Second, I’m thankful to be living in a country so great that we have the freedom to choose so many aspects of our lives. We can choose who we want to be, what we want to do, where we want to go and how we get there. (Even if it means the discomfort of an up-close-and-personal pat down!) These choices are ever-present and sometimes overwhelming, but I’m thankful for them none-the-less.

I’m thankful for my fellow farmers and fellow ag-related friends. The amount of time and dedication that goes into agriculture-related fields is amazing, and it truly becomes not just a job, but a way of life. To the point that trying to imagine your life outside agriculture is on level with trying to figure out which of your children is your favorite, it’s just not possible.

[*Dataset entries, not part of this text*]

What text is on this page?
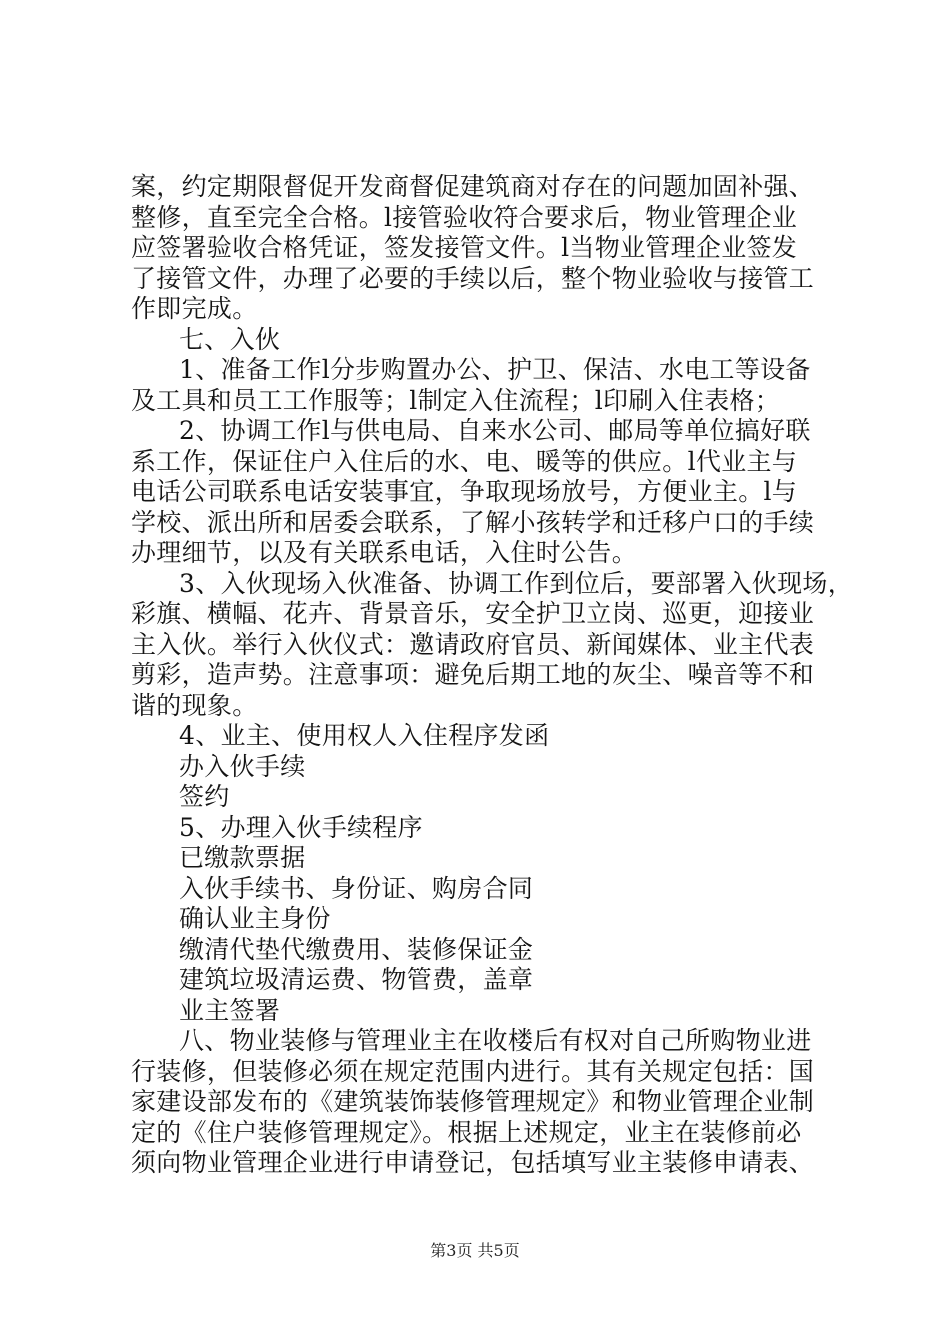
案，约定期限督促开发商督促建筑商对存在的问题加固补强、
整修，直至完全合格。l接管验收符合要求后，物业管理企业
应签署验收合格凭证，签发接管文件。l当物业管理企业签发
了接管文件，办理了必要的手续以后，整个物业验收与接管工
作即完成。
七、入伙
1、准备工作l分步购置办公、护卫、保洁、水电工等设备
及工具和员工工作服等；l制定入住流程；l印刷入住表格；
2、协调工作l与供电局、自来水公司、邮局等单位搞好联
系工作，保证住户入住后的水、电、暖等的供应。l代业主与
电话公司联系电话安装事宜，争取现场放号，方便业主。l与
学校、派出所和居委会联系，了解小孩转学和迁移户口的手续
办理细节，以及有关联系电话，入住时公告。
3、入伙现场入伙准备、协调工作到位后，要部署入伙现场，
彩旗、横幅、花卉、背景音乐，安全护卫立岗、巡更，迎接业
主入伙。举行入伙仪式：邀请政府官员、新闻媒体、业主代表
剪彩，造声势。注意事项：避免后期工地的灰尘、噪音等不和
谐的现象。
4、业主、使用权人入住程序发函
办入伙手续
签约
5、办理入伙手续程序
已缴款票据
入伙手续书、身份证、购房合同
确认业主身份
缴清代垫代缴费用、装修保证金
建筑垃圾清运费、物管费，盖章
业主签署
八、物业装修与管理业主在收楼后有权对自己所购物业进
行装修，但装修必须在规定范围内进行。其有关规定包括：国
家建设部发布的《建筑装饰装修管理规定》和物业管理企业制
定的《住户装修管理规定》。根据上述规定，业主在装修前必
须向物业管理企业进行申请登记，包括填写业主装修申请表、
第3页 共5页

I’m thankful for the food that is produced by ALL of agriculture. Organic, no-till, conventional, cage-free, free-range, traditional, grass-fed, corn-fed, grain-fed, whatever the buzz word of the day is, whatever your production methods may be, the world needs it all. As long as people are going to bed hungry at night, as long as children wonder where there next meals come from, whatever it takes, we need to keep producing the safest, most cost-effective food source possible.

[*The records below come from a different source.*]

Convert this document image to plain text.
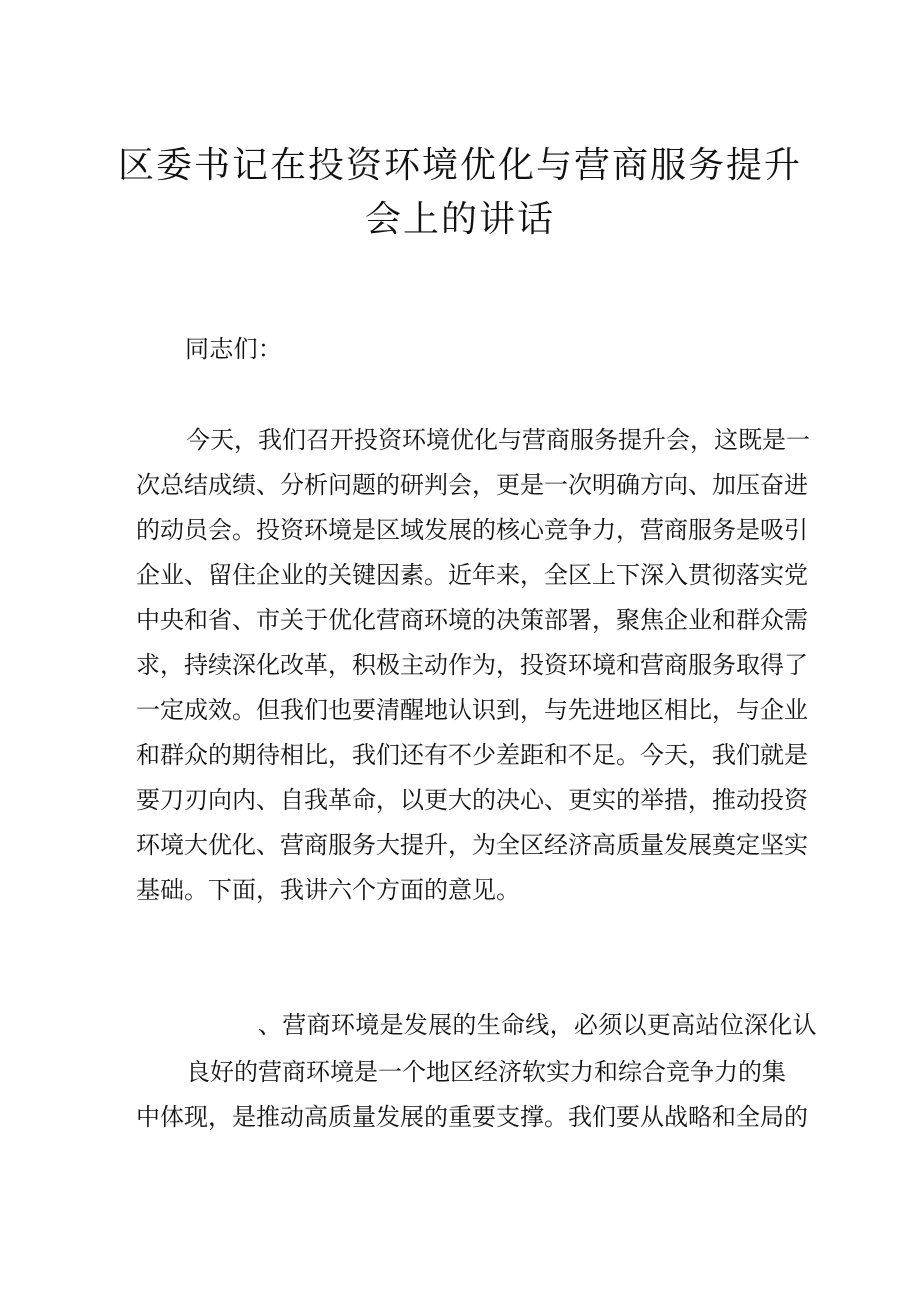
区委书记在投资环境优化与营商服务提升
会上的讲话
同志们：
今天，我们召开投资环境优化与营商服务提升会，这既是一
次总结成绩、分析问题的研判会，更是一次明确方向、加压奋进
的动员会。投资环境是区域发展的核心竞争力，营商服务是吸引
企业、留住企业的关键因素。近年来，全区上下深入贯彻落实党
中央和省、市关于优化营商环境的决策部署，聚焦企业和群众需
求，持续深化改革，积极主动作为，投资环境和营商服务取得了
一定成效。但我们也要清醒地认识到，与先进地区相比，与企业
和群众的期待相比，我们还有不少差距和不足。今天，我们就是
要刀刃向内、自我革命，以更大的决心、更实的举措，推动投资
环境大优化、营商服务大提升，为全区经济高质量发展奠定坚实
基础。下面，我讲六个方面的意见。
、营商环境是发展的生命线，必须以更高站位深化认
良好的营商环境是一个地区经济软实力和综合竞争力的集
中体现，是推动高质量发展的重要支撑。我们要从战略和全局的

And I’d be really thankful if I had a tongue long-enough to lick the inside of my nose! (Just kidding, of course)

Don't you wish you could lick the inside of your nose with your tongue?

Who gets to decide?

I was trying to catch up on some reading this weekend. I read through old papers that have been stacking up, some farm magazines (a few Us Weekly’s, I’ll admit!) and something started bothering me.

I was reading through old Letters to the Editor, editorial pieces and other information regarding the split between technology-reliant and nostalgia-driven agriculture. I kept reading about supposed scientific studies regarding the dangers of certain technology, the caution of genetically enhanced foods, etc., etc. when a thought hit me…who gets to decide who goes hungry?

What I mean is that as the number of farmers dwindles, and the number of people in our world rises, something has to give. (According to http://www.farmersfeedus.org/fun-farm-facts/ the avg. farmer feeds 155 people, as opposed to just 25 in 1960) As fewer acres are available for actual agriculture production, the production of your daily feed, fuel and fiber, without the use of technological advances, how will the world be fed? Clothed?

For those that use the argument that we use technology at the risk of “playing God” and committing some sort of sin, I think back to the parable about the drowning man. Every time someone offered to help him, the man replied the same, “No, God will save me.” When his energy finally gave and he drowned, the man asked God why it was that he did not save him. God basically replied that all the help he needed was sent, but the man ignored it. Perhaps we’re doing the same thing?

We sit and talk of the evils of advancement and the down-fall of modern agriculture, yet the hands that came across such discoveries were created the same as those that built the ark, brought children into the world, created your evening meal. Perhaps these hands have been guided to find these advances that will help an ever-decreasing percentage of the population to feed an ever-increasing total population?

Isn’t God’s endless allowance of miracles enough to give us reason to believe that such a thing could happen?

I fear that some day, as we sit at the feet of our Father and recount the days that we were on this Earth, that perhaps He too will say, “I sent you the answers to ease the hunger of the world, and yet you chose to ignore them.”

The Father that I know and praise for each gift that has been brought to my life would bless us with the tools that it would take to ensure that each of His children would have enough food to eat, clothing to keep warm and shelter to take comfort in. His gifts and grace are immeasurable in that way.

He’s the same Creator that gives the gift of life. Who creates a being in His image, and then allows for growth and prosperity where “modern” medicine proclaims that none are possible. I know, I see it each and every day in the eyes of my child.

So, yes, I believe that we CAN feed the world. And each gift we are given plays a part in it, no matter how big, or small.